Условились мы в эту ночь спать долго, не беспокоя себя будильником. Надеюсь на целебность сна.
(Людей в Порте Блэр проживает чуть больше ста тысяч.)
Аллергия так же спешно окончилась, как и началась. Новым утром её не было вовсе – глаза смотрели чисто, нос дышал вольно. Не менее диковинным было обращение моего кишечника: прежде мучил меня слабостью стул, теперь уж третий день как стул прекратился вовсе, в животе твёрдость собралась. Всё, конечно, от еды.
Устали мы от рациона здешнего. В городах больших удавалось найти пищу приятную; здесь, в Порте Блэр, об этом проблемы тянутся нескончаемые. Всякий ресторан готовит на индийский вкус, и лучшее из блюд для нас – рис с овощами. Мы каждый раз твердим, что специй добавлять нет нужды; дождавшись от официанта чёткого произношения «no spices», отпускаем его с заказом. Но это лишь отчасти смягчает остроту. «No spices» неизменно вливает в рот долгий несмываемый жар.
Иным доступным блюдом остаётся омлет с овощами. Кроме того, закусить можно сэндвичем с томатами или тостом с джемом.
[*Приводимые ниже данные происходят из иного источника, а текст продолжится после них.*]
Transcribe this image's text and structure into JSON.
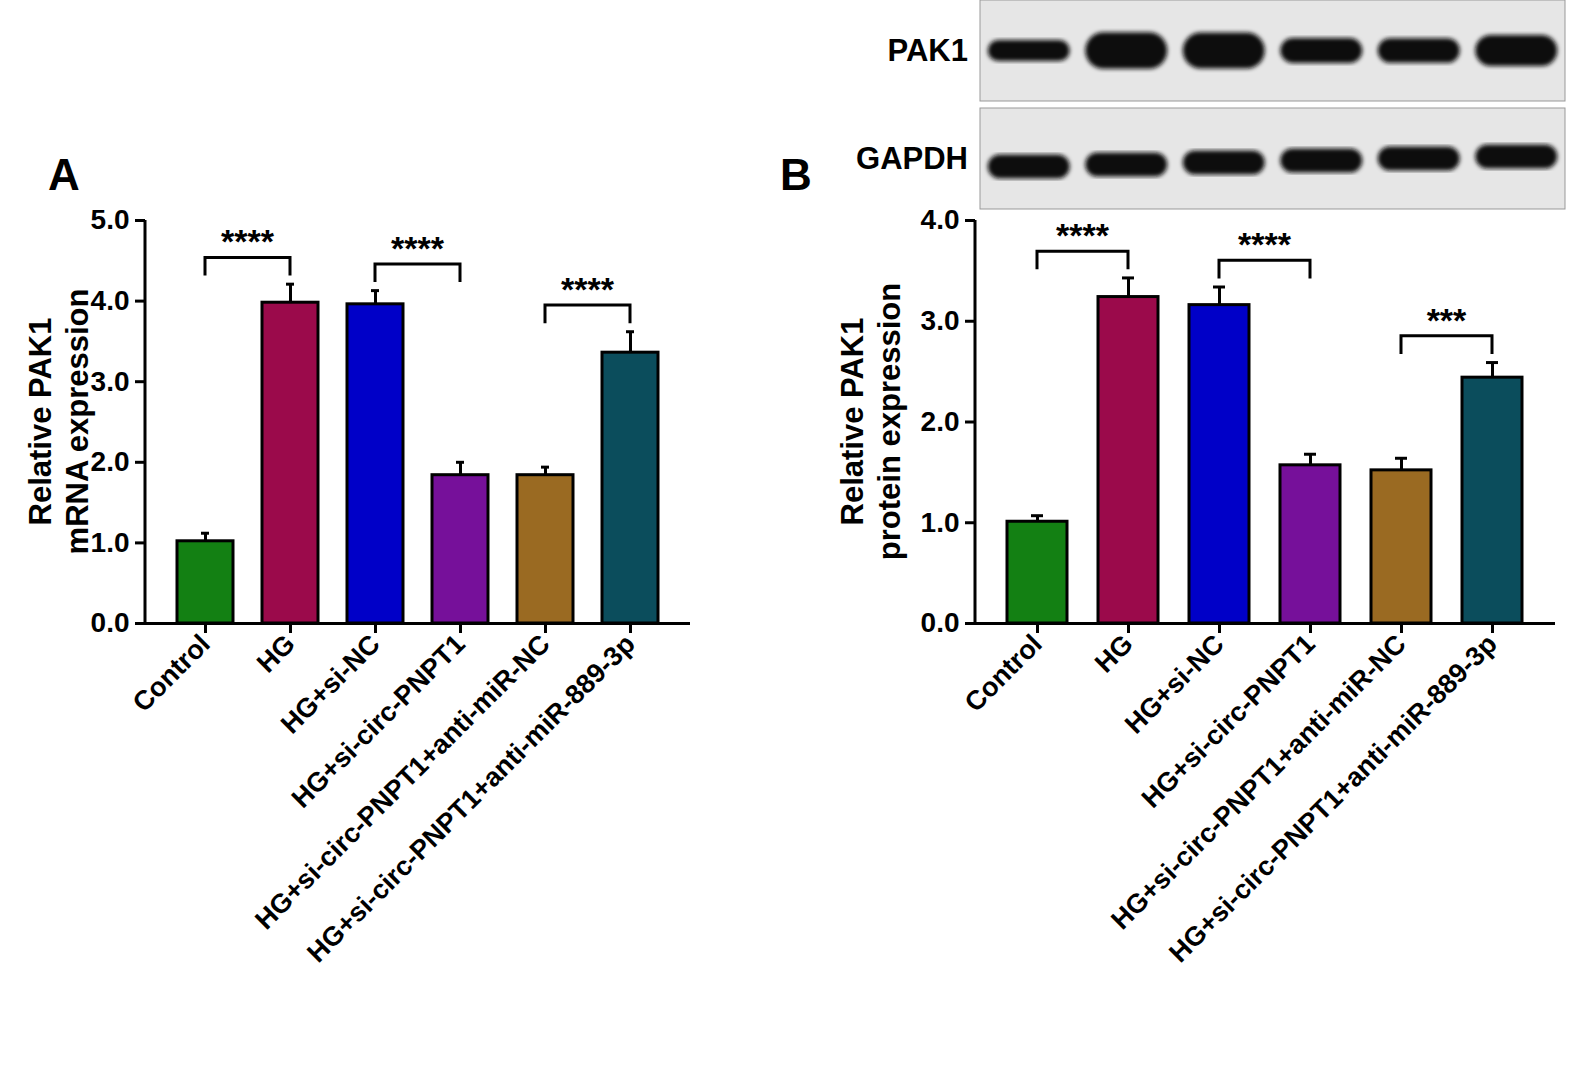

Однако помнить нужно, что тосты здесь готовят на сковородке, в масле.
Скучаем мы по картошке варёной – с маслом, луком, подле омуля или селёдки уложенной. Говорим о гречке – с молоком или котлетами. Мяса нам недостаёт. Предлагаемая здесь курятина остра чрезмерно, а свежесть её условна.
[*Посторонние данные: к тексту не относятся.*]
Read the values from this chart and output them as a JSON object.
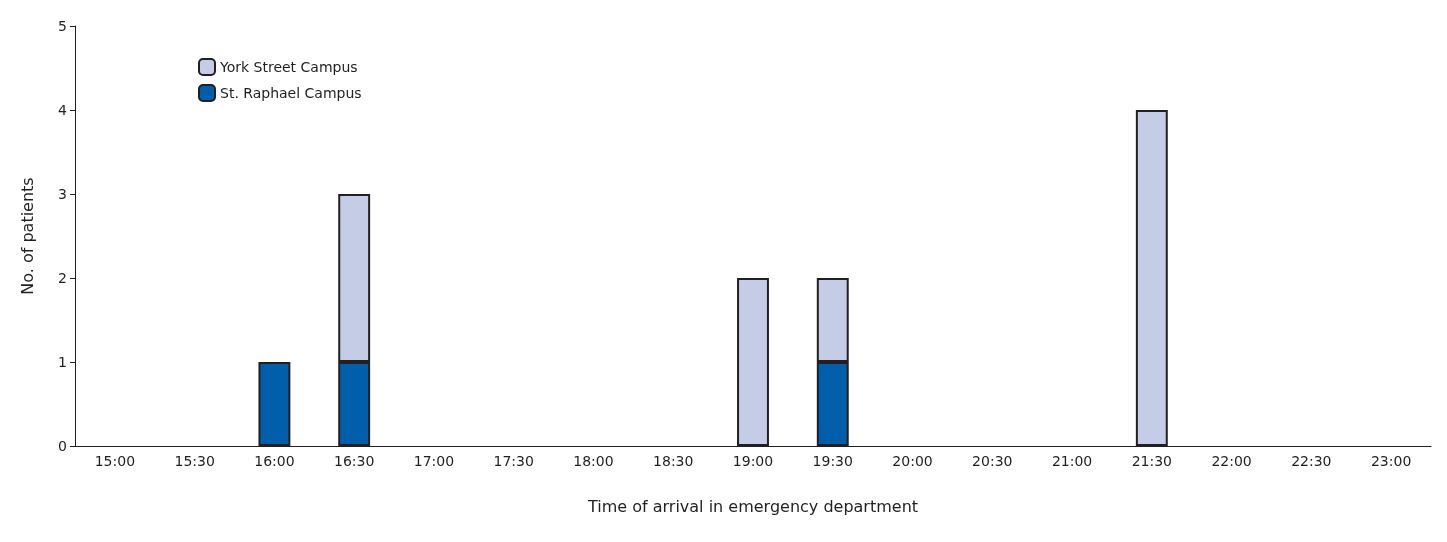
{
  "chart_data": {
    "type": "bar",
    "stacked": true,
    "xlabel": "Time of arrival in emergency department",
    "ylabel": "No. of patients",
    "categories": [
      "15:00",
      "15:30",
      "16:00",
      "16:30",
      "17:00",
      "17:30",
      "18:00",
      "18:30",
      "19:00",
      "19:30",
      "20:00",
      "20:30",
      "21:00",
      "21:30",
      "22:00",
      "22:30",
      "23:00"
    ],
    "series": [
      {
        "name": "St. Raphael Campus",
        "color": "#005eaa",
        "values": [
          null,
          null,
          1,
          1,
          null,
          null,
          null,
          null,
          null,
          1,
          null,
          null,
          null,
          null,
          null,
          null,
          null
        ]
      },
      {
        "name": "York Street Campus",
        "color": "#c5cce6",
        "values": [
          null,
          null,
          null,
          2,
          null,
          null,
          null,
          null,
          2,
          1,
          null,
          null,
          null,
          4,
          null,
          null,
          null
        ]
      }
    ],
    "ylim": [
      0,
      5
    ],
    "yticks": [
      0,
      1,
      2,
      3,
      4,
      5
    ],
    "grid": false,
    "legend": "top left"
  }
}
Сошлось всё к тому, что по утрам мы готовим кашу (рецепт которой усложнился орехами, фруктами – покупаем их на базаре и строгаем в тарелку), а к вечеру пробуем не отравиться в индийском ресторане.
Сегодня вечером в одном из таких ресторанов (прельстившим нас чистой вывеской) видели мы сцену, приятную и печальную одновременно. За соседний столик сел старичок среднеазиатского лица. Было темно, и он по Рамадану мог наконец заняться едой. Нищета была в нём явная; но по рубашке аккуратность наблюдалась. Заказал он чай-масала; ужин себе достал из кармана – в пакетике налито было нечто сгу́щенное и столь сомнительное по цвету, что я бы поостерёгся давать это собаке. Старик выдавил ужин свой на тарелку. Был он по-детски важным, игривым, даже покачивался, к пище готовясь, будто говорил себе: «Что́ тут у нас, что́ тут?» Взгляда не поднимая, в довольстве принялся старик мять гущу пальцами, в рот укладывать. Официант смотрел на посетителя такого с недовольством, но спорить о его трапезе не стал. Окончив всё густое, старик выпил с тарелки жидкое; выдавил кетчуп (бесплатный на столиках) и принялся пить его. В эти мгновения подошёл к нему окончивший ужин мусульманин (в прочной белой одежде, в узорчатой шапочке) и по Рамадану сочувствие показал – поговорил со стариком, заказал ему курицу, ещё одну чашку чая; заплатил за всё официанту и наказал ему другой платы от нищего не спрашивать. Счастье старика было широким. Улыбался он малозубым ртом; угадывалось в нём наивное, ребяческое. Приятно было смотреть на старика и грустно. Какая ничтожная жизнь, какое унижение для разумного существа! Он слеп к унижению своему и даже обозлиться не сумел. Смирился. Быть может, и не было в нём борьбы, но для чего же ум устроен? Для чего ему счастье было родиться человеком, в наш век? Обида за старика – за жизнь его гнилостную, за улыбку добрую, за немощь – таким негодованием во мне окончилась, что я должен был украдкой слёзы отирать. Печаль ещё от того получилась, что не мог я прямо указать, чем жизнь моя лучше, чем в разуме своём я превзошёл этого бедолагу. Начав перечисление побед своих, вспомнил я о смерти – в прах она сотрёт и меня, и его; от мысли такой понял тщетность сравнений. У каждого из нас – свой путь; нет меж нами разницы, если смотреть от объективности мироздания, мы равны по материи, нас соткавшей. Всё различие – от субъективности; и право мне дано безоговорочное жалеть старика, ведь от моего пути он далёк; только свой путь (для своего же блага) я признаю верным.